Inge (40 jaar, Zoersel)
De eerste symptomen van Inges eetstoornissen dateren uit haar schooltijd. Sindsdien neemt de eetstoornis de controle van haar leven over. Ze voelt geen honger meer. Inge is al twee keer hervallen maar wil voor haar jonge dochter snel weer beter worden.
Kelly (30 jaar, Sint-Niklaas)
Kelly heeft sinds haar tienerjaren altijd last gehad van overgewicht. Toen ze 125 kilogram woog, besloot ze naar het Zeepreventorium te gaan. Door onder andere de invloed van sociale media raakte ze hoe langer hoe meer overtuigd dat magere mensen succesvoller, geliefder en vooral gelukkiger zijn. Kelly heeft nog steeds last van vreetbuien. Gelukkig kan ze rekenen op de steun van haar vriend. “Zoeken we aandacht met een eetstoornis? Nee, dat denk ik niet. Iemand met een depressie of met borderline zoekt toch ook geen aandacht? Die mensen zijn psychisch ziek en moeten geholpen worden.”
Anouk (27 jaar, Deurne)
Anouk heeft sinds haar dertiende een eetstoornis.

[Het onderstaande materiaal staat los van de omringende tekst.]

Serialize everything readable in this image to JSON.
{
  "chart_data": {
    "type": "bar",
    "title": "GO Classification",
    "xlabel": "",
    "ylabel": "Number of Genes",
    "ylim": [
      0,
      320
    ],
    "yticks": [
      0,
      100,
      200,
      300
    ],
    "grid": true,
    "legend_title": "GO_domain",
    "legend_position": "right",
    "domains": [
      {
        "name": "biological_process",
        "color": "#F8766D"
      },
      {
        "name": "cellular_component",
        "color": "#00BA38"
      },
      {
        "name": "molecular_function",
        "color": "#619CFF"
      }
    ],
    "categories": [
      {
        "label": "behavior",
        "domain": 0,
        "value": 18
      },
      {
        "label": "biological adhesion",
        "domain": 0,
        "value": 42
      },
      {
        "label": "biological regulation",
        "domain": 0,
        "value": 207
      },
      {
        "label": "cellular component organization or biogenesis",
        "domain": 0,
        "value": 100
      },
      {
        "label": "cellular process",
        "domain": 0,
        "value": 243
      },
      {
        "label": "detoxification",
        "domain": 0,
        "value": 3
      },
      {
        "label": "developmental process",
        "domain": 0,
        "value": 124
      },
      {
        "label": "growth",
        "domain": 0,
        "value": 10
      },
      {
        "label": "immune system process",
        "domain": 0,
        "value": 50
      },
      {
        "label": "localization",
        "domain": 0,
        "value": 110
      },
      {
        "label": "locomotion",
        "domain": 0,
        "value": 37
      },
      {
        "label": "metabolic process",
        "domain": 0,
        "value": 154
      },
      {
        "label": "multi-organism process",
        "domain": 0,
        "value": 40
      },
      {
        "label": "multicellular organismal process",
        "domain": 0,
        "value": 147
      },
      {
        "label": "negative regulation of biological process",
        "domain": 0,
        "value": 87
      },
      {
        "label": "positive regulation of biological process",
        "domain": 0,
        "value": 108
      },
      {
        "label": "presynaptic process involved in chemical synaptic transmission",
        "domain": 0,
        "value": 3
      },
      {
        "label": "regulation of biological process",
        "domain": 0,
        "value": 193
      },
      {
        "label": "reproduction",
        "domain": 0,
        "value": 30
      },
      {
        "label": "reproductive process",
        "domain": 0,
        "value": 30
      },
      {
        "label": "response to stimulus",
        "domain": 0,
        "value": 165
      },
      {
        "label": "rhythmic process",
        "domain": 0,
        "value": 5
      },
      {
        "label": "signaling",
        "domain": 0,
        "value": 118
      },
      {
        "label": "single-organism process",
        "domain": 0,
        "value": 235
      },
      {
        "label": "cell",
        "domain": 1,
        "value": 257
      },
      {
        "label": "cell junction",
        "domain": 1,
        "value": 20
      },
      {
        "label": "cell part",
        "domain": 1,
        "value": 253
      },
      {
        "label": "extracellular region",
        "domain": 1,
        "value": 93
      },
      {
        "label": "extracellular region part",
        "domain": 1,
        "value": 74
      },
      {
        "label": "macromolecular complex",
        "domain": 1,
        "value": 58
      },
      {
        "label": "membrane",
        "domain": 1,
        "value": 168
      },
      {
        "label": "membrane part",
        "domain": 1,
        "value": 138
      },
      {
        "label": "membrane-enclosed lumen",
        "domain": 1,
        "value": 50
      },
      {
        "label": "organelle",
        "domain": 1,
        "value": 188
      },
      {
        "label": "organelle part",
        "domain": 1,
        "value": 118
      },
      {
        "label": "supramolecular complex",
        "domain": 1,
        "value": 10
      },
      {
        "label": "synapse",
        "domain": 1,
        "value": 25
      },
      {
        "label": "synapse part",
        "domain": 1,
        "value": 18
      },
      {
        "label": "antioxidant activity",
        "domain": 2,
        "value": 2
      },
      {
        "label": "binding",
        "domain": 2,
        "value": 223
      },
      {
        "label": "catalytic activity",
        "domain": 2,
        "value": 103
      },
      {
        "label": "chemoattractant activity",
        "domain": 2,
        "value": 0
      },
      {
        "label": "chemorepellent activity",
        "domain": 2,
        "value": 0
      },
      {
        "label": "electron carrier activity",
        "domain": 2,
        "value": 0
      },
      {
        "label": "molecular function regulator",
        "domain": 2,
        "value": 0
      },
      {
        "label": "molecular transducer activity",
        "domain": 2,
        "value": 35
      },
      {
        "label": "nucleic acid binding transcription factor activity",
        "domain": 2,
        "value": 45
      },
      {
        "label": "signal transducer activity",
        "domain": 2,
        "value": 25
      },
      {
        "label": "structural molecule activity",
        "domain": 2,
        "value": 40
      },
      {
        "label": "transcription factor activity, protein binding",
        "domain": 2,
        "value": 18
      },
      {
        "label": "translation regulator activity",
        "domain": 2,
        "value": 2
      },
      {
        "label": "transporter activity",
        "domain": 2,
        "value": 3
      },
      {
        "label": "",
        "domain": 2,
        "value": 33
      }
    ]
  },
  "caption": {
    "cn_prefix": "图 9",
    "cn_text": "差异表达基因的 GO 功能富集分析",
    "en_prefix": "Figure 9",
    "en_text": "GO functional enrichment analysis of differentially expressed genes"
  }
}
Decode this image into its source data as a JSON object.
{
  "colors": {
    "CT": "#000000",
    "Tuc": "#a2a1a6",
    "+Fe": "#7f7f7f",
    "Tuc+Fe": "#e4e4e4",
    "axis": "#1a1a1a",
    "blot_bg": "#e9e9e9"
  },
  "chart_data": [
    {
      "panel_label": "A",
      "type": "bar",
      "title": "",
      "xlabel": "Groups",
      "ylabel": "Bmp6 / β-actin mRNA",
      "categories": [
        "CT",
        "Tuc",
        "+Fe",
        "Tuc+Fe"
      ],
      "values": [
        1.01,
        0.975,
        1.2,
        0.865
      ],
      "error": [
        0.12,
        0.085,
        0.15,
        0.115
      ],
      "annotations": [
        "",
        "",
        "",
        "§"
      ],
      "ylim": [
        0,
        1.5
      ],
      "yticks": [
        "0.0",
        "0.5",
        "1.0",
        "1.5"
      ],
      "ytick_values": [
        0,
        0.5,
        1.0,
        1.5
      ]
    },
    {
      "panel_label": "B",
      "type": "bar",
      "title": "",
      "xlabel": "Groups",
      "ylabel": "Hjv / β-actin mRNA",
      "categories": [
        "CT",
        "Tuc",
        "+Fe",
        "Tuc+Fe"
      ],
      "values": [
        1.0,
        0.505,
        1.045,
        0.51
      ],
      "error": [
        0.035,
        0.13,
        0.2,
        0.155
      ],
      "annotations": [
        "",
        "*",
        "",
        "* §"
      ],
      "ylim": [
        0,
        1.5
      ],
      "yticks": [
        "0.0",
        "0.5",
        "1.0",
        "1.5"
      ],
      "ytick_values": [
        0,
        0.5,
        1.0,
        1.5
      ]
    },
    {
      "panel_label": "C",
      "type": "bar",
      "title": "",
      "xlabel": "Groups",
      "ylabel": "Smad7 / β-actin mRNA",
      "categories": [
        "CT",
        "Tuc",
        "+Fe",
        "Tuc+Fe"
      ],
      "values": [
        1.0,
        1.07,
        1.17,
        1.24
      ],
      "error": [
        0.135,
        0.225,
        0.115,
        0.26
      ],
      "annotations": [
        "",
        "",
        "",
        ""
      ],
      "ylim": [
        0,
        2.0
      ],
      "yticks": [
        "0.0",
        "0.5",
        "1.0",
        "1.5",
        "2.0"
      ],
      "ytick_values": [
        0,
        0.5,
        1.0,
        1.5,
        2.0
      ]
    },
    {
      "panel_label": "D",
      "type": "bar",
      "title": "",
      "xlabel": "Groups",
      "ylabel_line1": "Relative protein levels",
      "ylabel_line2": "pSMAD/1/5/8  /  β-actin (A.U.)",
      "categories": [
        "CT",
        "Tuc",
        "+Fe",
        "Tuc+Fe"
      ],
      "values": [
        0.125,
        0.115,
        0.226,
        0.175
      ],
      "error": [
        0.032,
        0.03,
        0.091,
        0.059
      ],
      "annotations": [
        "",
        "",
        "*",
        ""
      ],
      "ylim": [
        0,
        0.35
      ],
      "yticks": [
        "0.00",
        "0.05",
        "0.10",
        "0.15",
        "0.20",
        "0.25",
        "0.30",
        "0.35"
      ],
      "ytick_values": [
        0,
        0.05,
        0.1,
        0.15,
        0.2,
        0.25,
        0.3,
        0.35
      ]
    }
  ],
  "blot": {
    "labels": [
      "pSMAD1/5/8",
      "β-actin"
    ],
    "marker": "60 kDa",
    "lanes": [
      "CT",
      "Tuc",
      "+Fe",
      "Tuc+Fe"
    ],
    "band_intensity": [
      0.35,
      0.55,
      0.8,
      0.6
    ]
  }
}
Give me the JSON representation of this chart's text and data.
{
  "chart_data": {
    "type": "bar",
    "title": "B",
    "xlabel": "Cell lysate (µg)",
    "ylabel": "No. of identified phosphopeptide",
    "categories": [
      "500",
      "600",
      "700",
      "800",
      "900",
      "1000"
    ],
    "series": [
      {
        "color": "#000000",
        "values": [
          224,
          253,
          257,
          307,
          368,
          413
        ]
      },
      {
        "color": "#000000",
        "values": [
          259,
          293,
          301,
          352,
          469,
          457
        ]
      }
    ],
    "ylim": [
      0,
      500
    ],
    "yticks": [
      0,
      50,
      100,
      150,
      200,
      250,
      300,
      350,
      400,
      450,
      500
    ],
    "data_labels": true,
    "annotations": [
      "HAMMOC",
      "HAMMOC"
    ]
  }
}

Ze heeft al verschillende opnames en therapieën achter de rug. Haar werk als opvoedster kan ze nauwelijks nog combineren met de allesoverheersende ziekte. “Ik merkte dat het niet eten mij een goed gevoel gaf. Daaruit is dat geëvolueerd. In het begin is één boterham minder genoeg, dan worden het er twee, drie… Zo groeit die eetstoornis en neemt het je over.”
Lene (53 jaar, Bertem)
Lene was nog maar dertien jaar toen ze anorexia ontwikkelde. Tot haar 45ste kon ze voor de buitenwereld haar ziekte verbergen. Tot ze op een dag zo verzwakt was en met spoed werd opgenomen. Vandaag voelt ze zich relatief beter en heeft ze de ziekte onder controle. Dankzij de intensieve therapie heeft ze weer zin in het leven gekregen.